Forage and Feast March

Spring has sprung and Dave Winnard has 3 new species for you to forage for this month!

Spring really has sprung! I have heard the first reports of Wheatears returning from Africa, birds are moving back to upland areas to breed, more plants are in flower and it’s starting to feel a bit warmer.

For the fruit-lovers, especially those who like plums, sloes and cherry plums, now is a good time to start finding out where they are growing near you. Many will be in flower now, with white fluffy flowers on trees and in hedgerows, to come back and forage for later in the year.

This month I have included three plants for you to seek out, one a tasty edible, one is a bit of a ‘look-a-like’ (judge for yourself) and one that any botanist should know despite also not being edible.

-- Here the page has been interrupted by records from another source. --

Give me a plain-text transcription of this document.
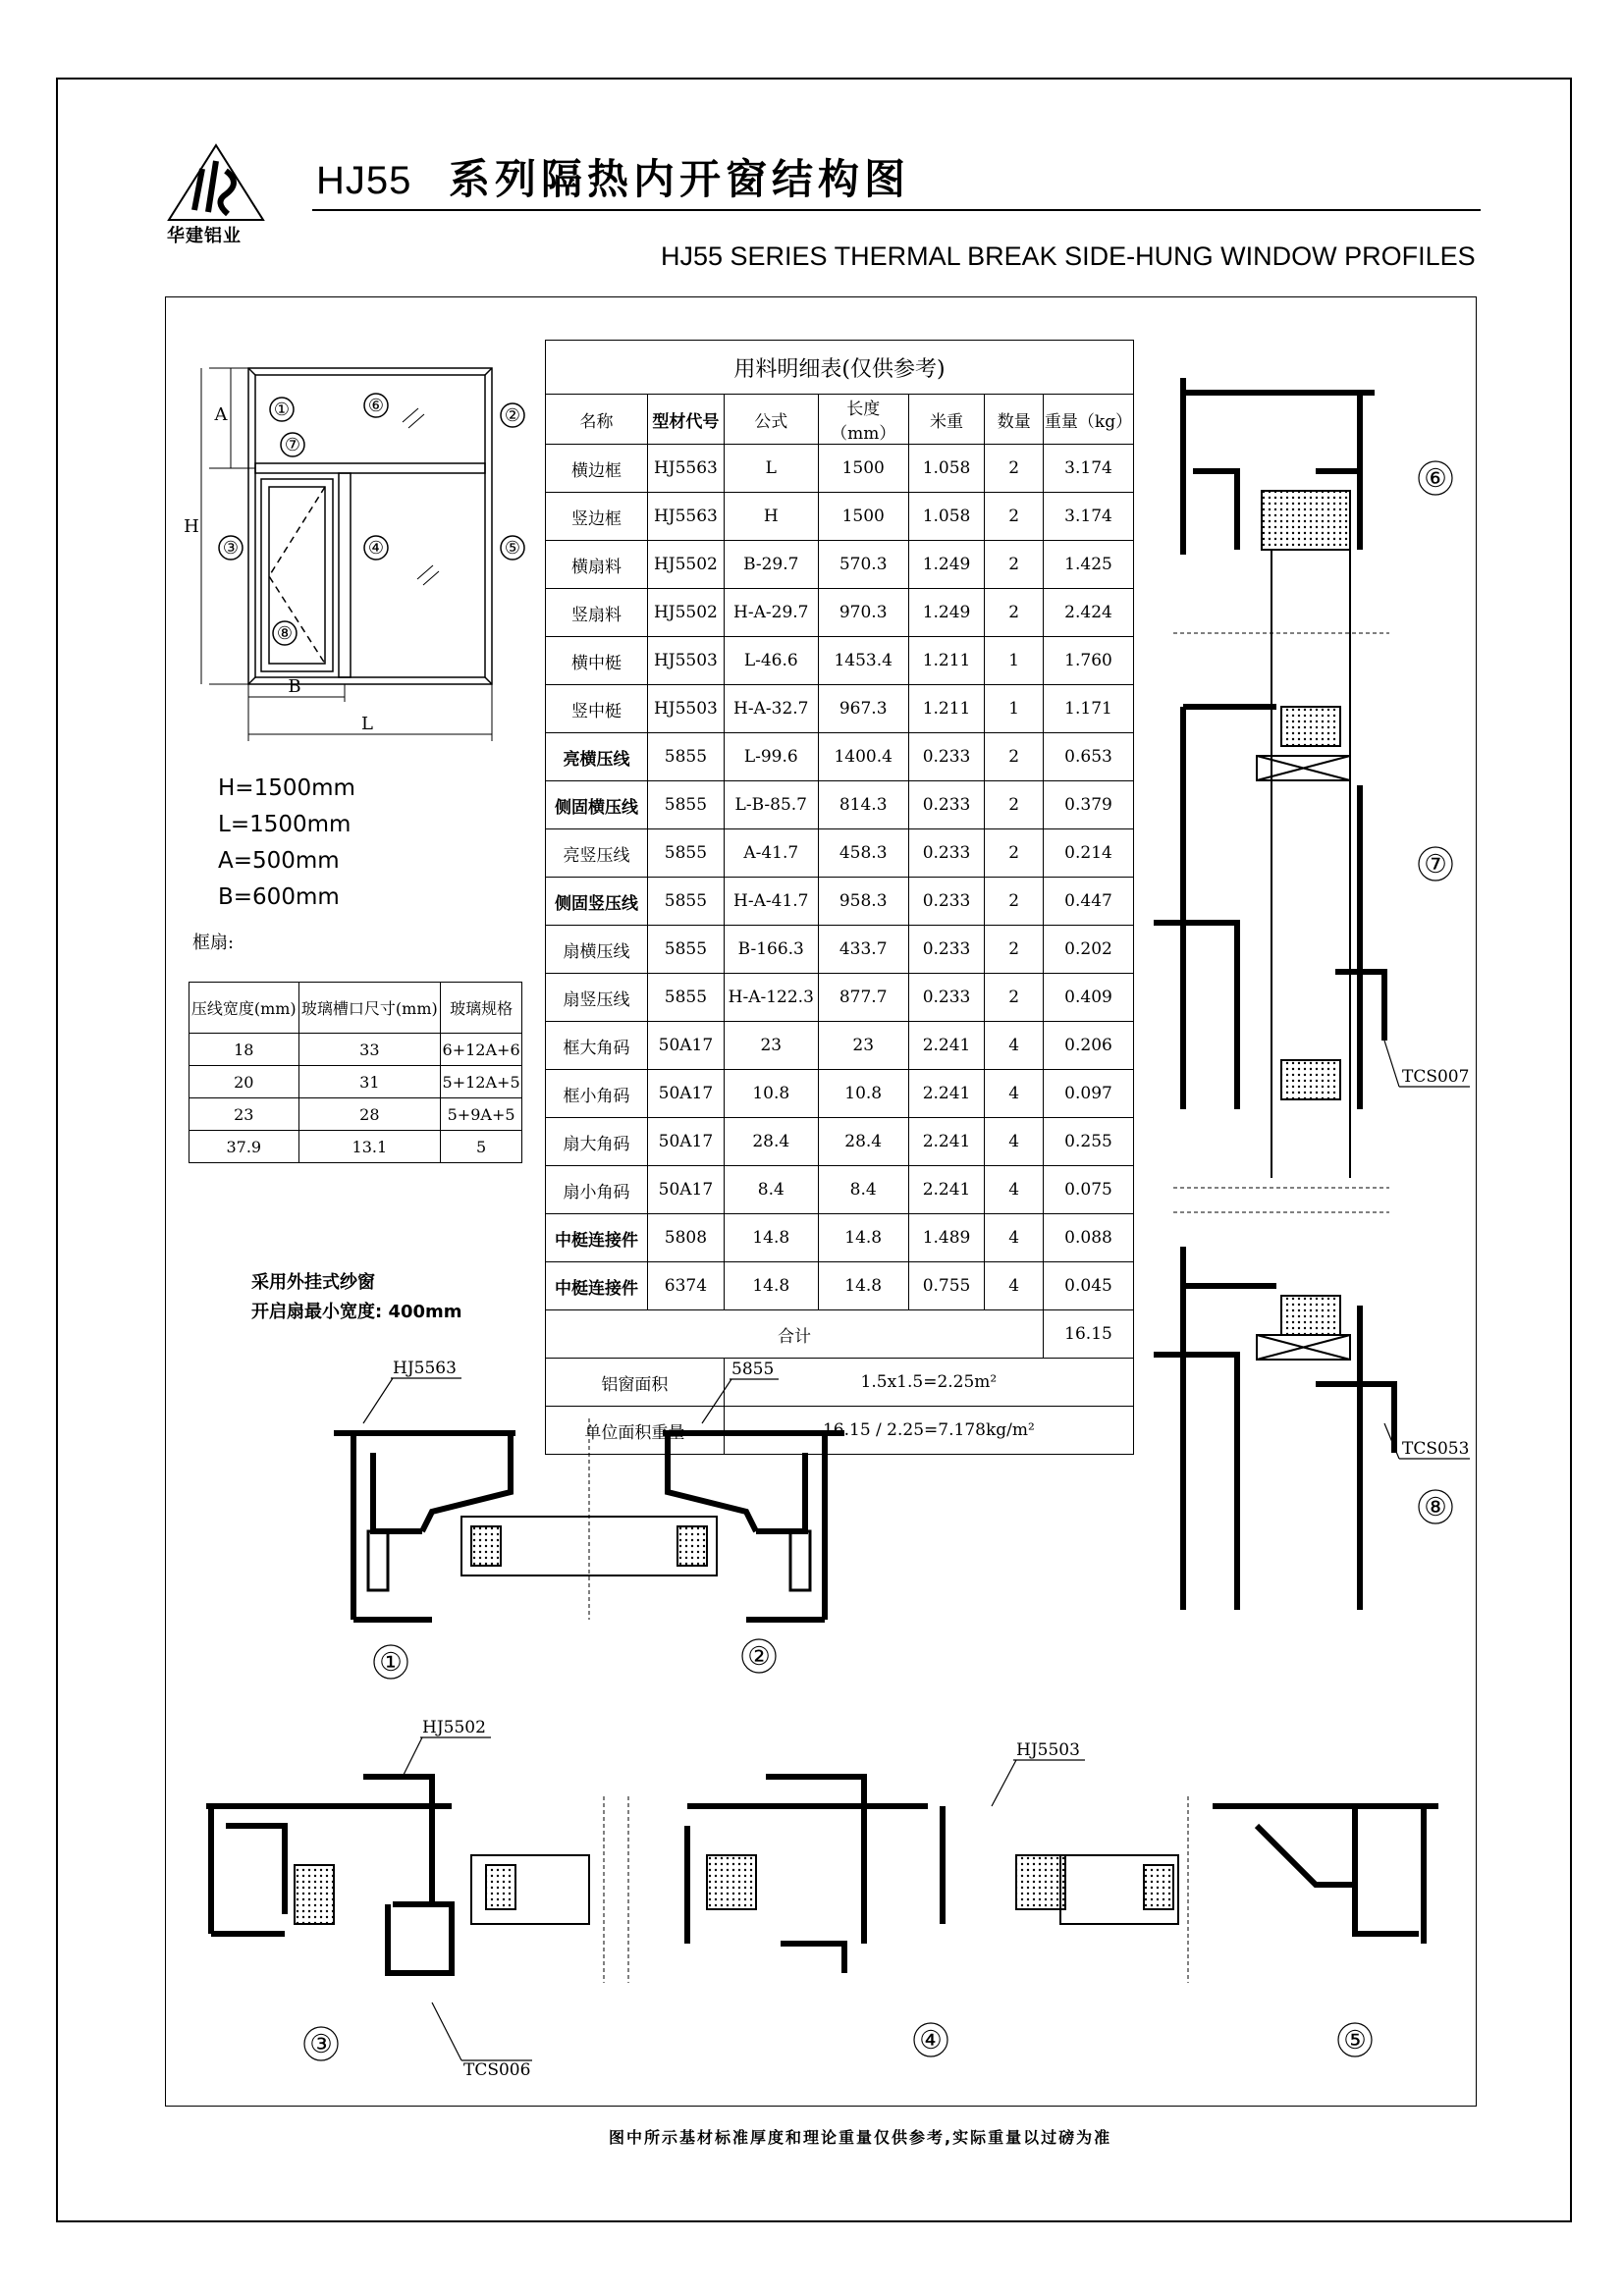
华建铝业
HJ55 系列隔热内开窗结构图
HJ55 SERIES THERMAL BREAK SIDE-HUNG WINDOW PROFILES
①	②
③	④	⑤
⑥
⑦
⑧
A
H
B
L
H=1500mm
L=1500mm
A=500mm
B=600mm
框扇:
压线宽度(mm)	玻璃槽口尺寸(mm)	玻璃规格
18	33	6+12A+6
20	31	5+12A+5
23	28	5+9A+5
37.9	13.1	5
采用外挂式纱窗
开启扇最小宽度: 400mm
用料明细表(仅供参考)						
名称	型材代号	公式	长度（mm）	米重	数量	重量（kg）
横边框	HJ5563	L	1500	1.058	2	3.174
竖边框	HJ5563	H	1500	1.058	2	3.174
横扇料	HJ5502	B-29.7	570.3	1.249	2	1.425
竖扇料	HJ5502	H-A-29.7	970.3	1.249	2	2.424
横中梃	HJ5503	L-46.6	1453.4	1.211	1	1.760
竖中梃	HJ5503	H-A-32.7	967.3	1.211	1	1.171
亮横压线	5855	L-99.6	1400.4	0.233	2	0.653
侧固横压线	5855	L-B-85.7	814.3	0.233	2	0.379
亮竖压线	5855	A-41.7	458.3	0.233	2	0.214
侧固竖压线	5855	H-A-41.7	958.3	0.233	2	0.447
扇横压线	5855	B-166.3	433.7	0.233	2	0.202
扇竖压线	5855	H-A-122.3	877.7	0.233	2	0.409
框大角码	50A17	23	23	2.241	4	0.206
框小角码	50A17	10.8	10.8	2.241	4	0.097
扇大角码	50A17	28.4	28.4	2.241	4	0.255
扇小角码	50A17	8.4	8.4	2.241	4	0.075
中梃连接件	5808	14.8	14.8	1.489	4	0.088
中梃连接件	6374	14.8	14.8	0.755	4	0.045
合计						16.15
铝窗面积		1.5x1.5=2.25m²				
单位面积重量		16.15 / 2.25=7.178kg/m²				
⑥
⑦
⑧
①	②
③	④	⑤
HJ5563	5855
HJ5502
HJ5503
TCS007
TCS053
TCS006
图中所示基材标准厚度和理论重量仅供参考,实际重量以过磅为准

Wherever you explore this month, only ever pick and eat something from the wild if YOU are 100% sure that YOU know what it is. Use this blog as a guide to what to look for and then use a good reference book to confirm your finds. If in doubt, leave it out.

 

Daffodil (Narcissus pseudonarcissus)

 

I am including the Daffodil this month, as I have been asked if they are edible, which they are not. I think every budding botanist should at least search for the wild daffodil anyway, just make sure you do not eat it.

I will hold up my hands and admit that I am not a huge fan of Daffodils. I just do not like the intense yellow daffodils often found lining the streets. The true wild daffodil however, now that is something I can get behind. Less is more, and the daintier, less gaudy version is worth a wander into the woods to find.

Finding true Daffodils is becoming harder and generally they can only be found in certain woodlands. North Wales, Cumbria, parts of the North-west, including one or two of Manchester’s woodlands, Devon and along the Welsh border are some of the better places to find this plant. They usually prefer ancient woodland but over harvesting during the19th century and habitat loss are to blame for this little flowers decline in numbers.

Compared to the larger, cultivated varieties, the Wild Daffodil is shorter, growing to around 25-35cm. The Wild Daffodil is also paler, usually with a two-toned look to the flowers, where the ‘trumpet’ part of the flower is more yellow than the petals around it.

 

Spring Beauty (Claytonia perfoliata)

 

This weird and whacky edible species is not a true native, thought to have arrived here around 1794, it has quickly spread and colonised many parts of the UK.

This plant is really quite unique, the upper leaves form a bowl for the flower to sit in, so it appears as if the flower comes through the centre of the leaf. The basal leaves are long and stalked and the flowers are white with 5 petals. The way this plant grows is very unusual, making it easy to identify. It is a relatively short growing plant, growing to around ankle height or a bit taller.

Spring Beauty is a common plant, well-established along coasts and dunes. It can also be found on sandy soil, on wastelands and gardens - I have even found it growing in the centre of Manchester.

The leaves are wonderfully succulent and again make a wonderful addition to a salad. I often eat them whilst walking along the coast and they really are something I look forward to in the spring.

This plant usually flowers between April-July but in recent years I have often seen them in flower in March. Naturally the leaves are out well before this, but if you are new to this species then you could wait until it flowers to confirm the ID.

As I have mentioned in earlier articles, when plants grow in urban, brownfield sites etc., always make sure the soil is not contaminated (there should be notices up).

 

Wood Spurge (Euphorbia amygdaloides) 

As most gardeners will be aware, the Euphorbia genus contains some plants that should not be handled too often (some shouldn’t be touched without gloves at all) and certainly should not be consumed.

A few years ago I knew of a couple near to Bristol who were very close to eating Wood Spurge as they were only looking at the flowers to ID the plant they had found, thinking it may have been the edible Spring Beauty (see above). The flowers are very different and the plant is around 80cm taller with totally different leaves, but I will include an identification so that everyone can familiarize themselves with it so as to avoid eating it.

Like many Euphorbias it is a pretty plant, but compared to the small Spring Beauty this is a tall plant, growing in some cases to around 80-100cm. The flowers are a citrus yellow-green colour atop a long stem which has very narrow matte green leaves that are often tinged purple/red.

A native species to old woodlands (usually slightly acid woods), Wood Spurge is a perennial which is more common in the south and becomes more scattered further north. The subspecies robbiae has been cultivated and is often planted in gardens and occurs as a garden escape in the wild. 

 

As usual only ever pick and eat something from the wild when YOU know 100% what it is and that it is safe to do so.